ReadBufferFromMemory data_in(parsed_insert_query->data, parsed_insert_query->end - parsed_insert_query->data);
sendDataFrom(data_in, sample, columns_description);
// Remember where the data ended. We use this info later to determine
// where the next query begins.
parsed_insert_query->end = data_in.buffer().begin() + data_in.count();
}
......
}
服务器接收客户端数据
void TCPHandler::processInsertQuery(...)
{
state.io.out->writePrefix();
......
/// Send block to the client - table structure.

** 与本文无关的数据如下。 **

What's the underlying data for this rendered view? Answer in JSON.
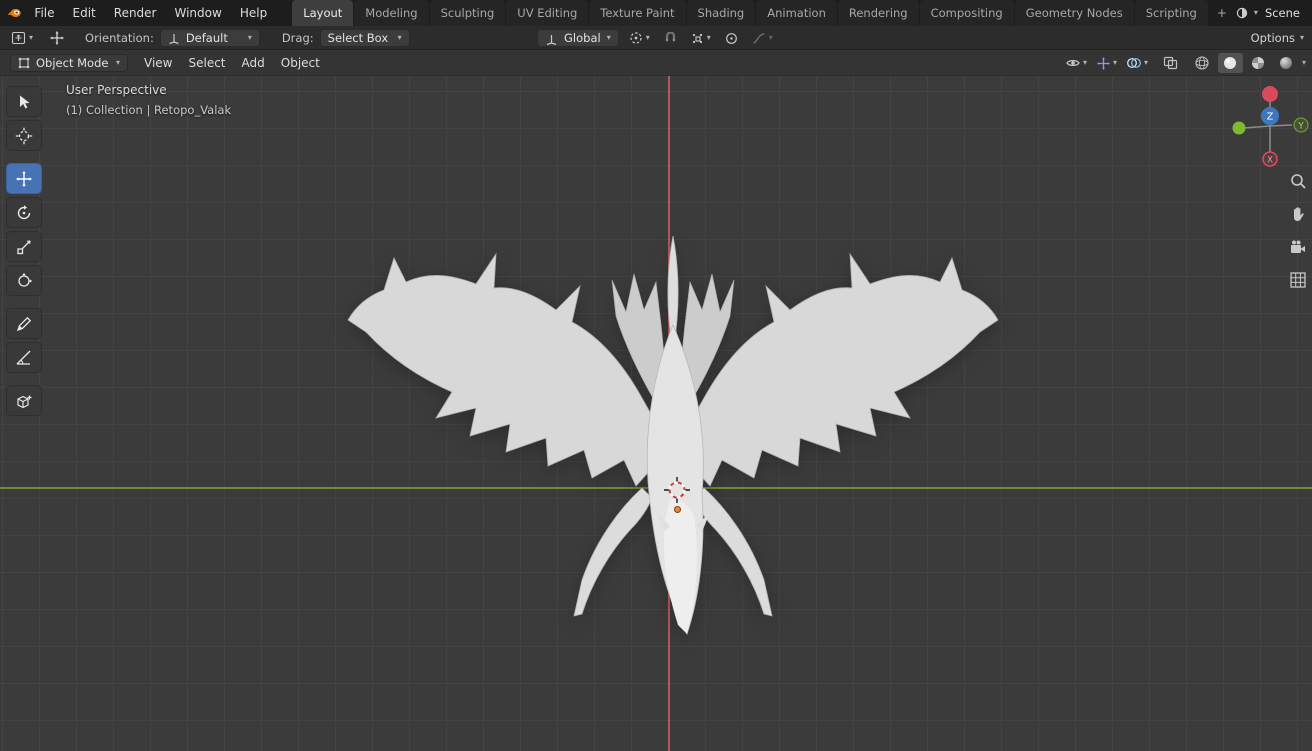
{
  "icons": {
    "chevron_down": "▾"
  },
  "topbar": {
    "menus": [
      "File",
      "Edit",
      "Render",
      "Window",
      "Help"
    ],
    "tabs": [
      "Layout",
      "Modeling",
      "Sculpting",
      "UV Editing",
      "Texture Paint",
      "Shading",
      "Animation",
      "Rendering",
      "Compositing",
      "Geometry Nodes",
      "Scripting"
    ],
    "active_tab": "Layout",
    "add_tab_label": "+",
    "scene": {
      "label": "Scene"
    }
  },
  "tool_settings": {
    "orientation_label": "Orientation:",
    "orientation_value": "Default",
    "drag_label": "Drag:",
    "drag_value": "Select Box",
    "transform_orientation_value": "Global",
    "options_label": "Options"
  },
  "viewport_header": {
    "mode_value": "Object Mode",
    "menus": [
      "View",
      "Select",
      "Add",
      "Object"
    ]
  },
  "viewport_overlay": {
    "view_label": "User Perspective",
    "breadcrumb": "(1) Collection | Retopo_Valak"
  },
  "nav_gizmo": {
    "x_label": "X",
    "y_label": "Y",
    "z_label": "Z"
  },
  "left_toolbar": {
    "tools": [
      "select-box",
      "cursor",
      "move",
      "rotate",
      "scale",
      "transform",
      "annotate",
      "measure",
      "add-cube"
    ],
    "active_tool": "move"
  },
  "shading_modes": [
    "wireframe",
    "solid",
    "material-preview",
    "rendered"
  ],
  "active_shading_mode": "solid",
  "colors": {
    "accent_blue": "#4772b3",
    "axis_red": "#c95a62",
    "axis_green": "#72a032",
    "axis_z_blue": "#3f77bf",
    "viewport_bg": "#3b3b3b",
    "grid_line": "#434343",
    "topbar_bg": "#1d1d1d",
    "origin_orange": "#e8873b"
  }
}
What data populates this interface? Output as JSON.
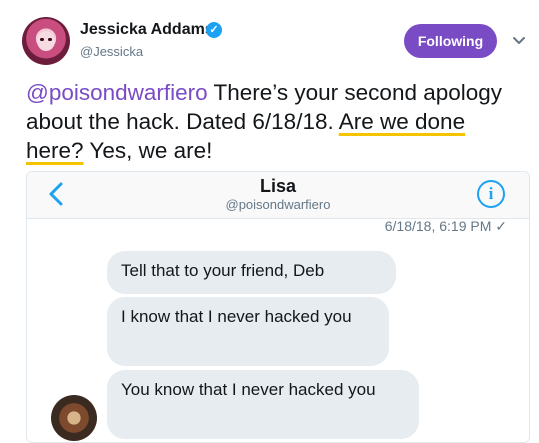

sendData(state.io.out->getHeader());
// 读取客户端发送过来的insert数据
readData(connection_settings);
// 因为DataStream中有数据merge的DataStream,之前的数据可能仅仅Merge起来,没有发送,这一步就正式发送了
state.io.out->writeSuffix();
}
```
```
bool TCPHandler::receiveData(bool scalar)
{
// 构造网络数据读取的DataStream
initBlockInput();
// 从DataStream里面读取一个Block数据
Block block = state.block_in->read();
// 把Block数据放到之前InterpreterSelectQuery构造出来的DataStream里面进行处理
state.io.out->write(block);
}
数据落到具体的表引擎中
调用堆栈关系
#0 DB::MemoryBlockOutputStream::write (this=0x7f7316088ea8, block=...) at ../src/Storages/StorageMemory.cpp:98
#1 0x000000000dafd874 in DB::PushingToViewsBlockOutputStream::write (this=0x7f73180ba7d8, block=...) at ../src/DataStreams/PushingToViewsBlockOutputStream.cpp:156
#2 0x000000000db3e733 in DB::AddingDefaultBlockOutputStream::write (this=0x7f7373abf318, block=...) at ../src/DataStreams/AddingDefaultBlockOutputStream.cpp:10
#3 0x000000000db3d4bc in DB::SquashingBlockOutputStream::finalize (this=0x7f73180b7418) at ../src/DataStreams/SquashingBlockOutputStream.cpp:30
#4 0x000000000db3d539 in DB::SquashingBlockOutputStream::writeSuffix (this=0x7f73180b7418) at ../src/DataStreams/SquashingBlockOutputStream.cpp:50
#5 0x000000000e4f8420 in DB::TCPHandler::processInsertQuery (this=0x7f72fc5e2000, connection_settings=...) at ../src/Server/TCPHandler.cpp:511
#6 0x000000000e4f3aa1 in DB::TCPHandler::runImpl (this=0x7f72fc5e2000) at ../src/Server/TCPHandler.cpp:264
#7 0x000000000e5006b7 in DB::TCPHandler::run (this=0x7f72fc5e2000) at ../src/Server/TCPHandler.cpp:1311
#8 0x0000000010cd95ef in Poco::Net::TCPServerConnection::start (this=0x7f7316088ea8) at ../contrib/poco/Net/src/TCPServerConnection.cpp:43
#9 0x0000000010cdb001 in Poco::Net::TCPServerDispatcher::run (this=0x7f7375a4d000) at ../contrib/poco/Net/src/TCPServerDispatcher.cpp:112
#10 0x0000000010e0c1a9 in Poco::PooledThread::run (this=0x7f7315e00000) at ../contrib/poco/Foundation/src/ThreadPool.cpp:199
#11 0x0000000010e080da in Poco::ThreadImpl::runnableEntry (pThread=<optimized out>) at ../contrib/poco/Foundation/src/Thread_POSIX.cpp:345
#12 0x00007f7376aa7609 in start_thread (arg=<optimized out>) at pthread_create.c:477
#13 0x00007f73769bd293 in clone () at ../sysdeps/unix/sysv/linux/x86_64/clone.S:95
代码关系
class MemoryBlockOutputStream : public IBlockOutputStream
{
public:
......
void write(const Block & block) override
{
std::lock_guard lock(storage.mutex);
storage.data.push_back(block);
}
......
};
Memory表引擎的数据是通过list结构来保存的。
逻辑归纳总结
- 客户端会把values的数据构造成Block发送给服务器端。
- 服务器端接收到Block数据后,把Block传递给InterpreterSelectQuery构造出来的DataStream执行。
- 最后表数据落到了Memory表引擎中。
结论
ClickHouse数据库插入语句执行链路大致总结如下:
- ClickHouse实例接收到客户端的Insert语句的执行请求。
- ClickHouse实例通过ParserInsertQuery类解析Insert语句。
- ParserInsertQuery解析语句后产生ASTInsertQuery抽象语法树为后续使用。
- 根据SQL解析器生成的抽象语法树产生Insert语句的解释器。
- Insert解释器会给表上锁,并且检查权限相关的东西。
- Insert解释器会构造DataStream流的流程,OuputStream把Block一层一层的传递到存储层去。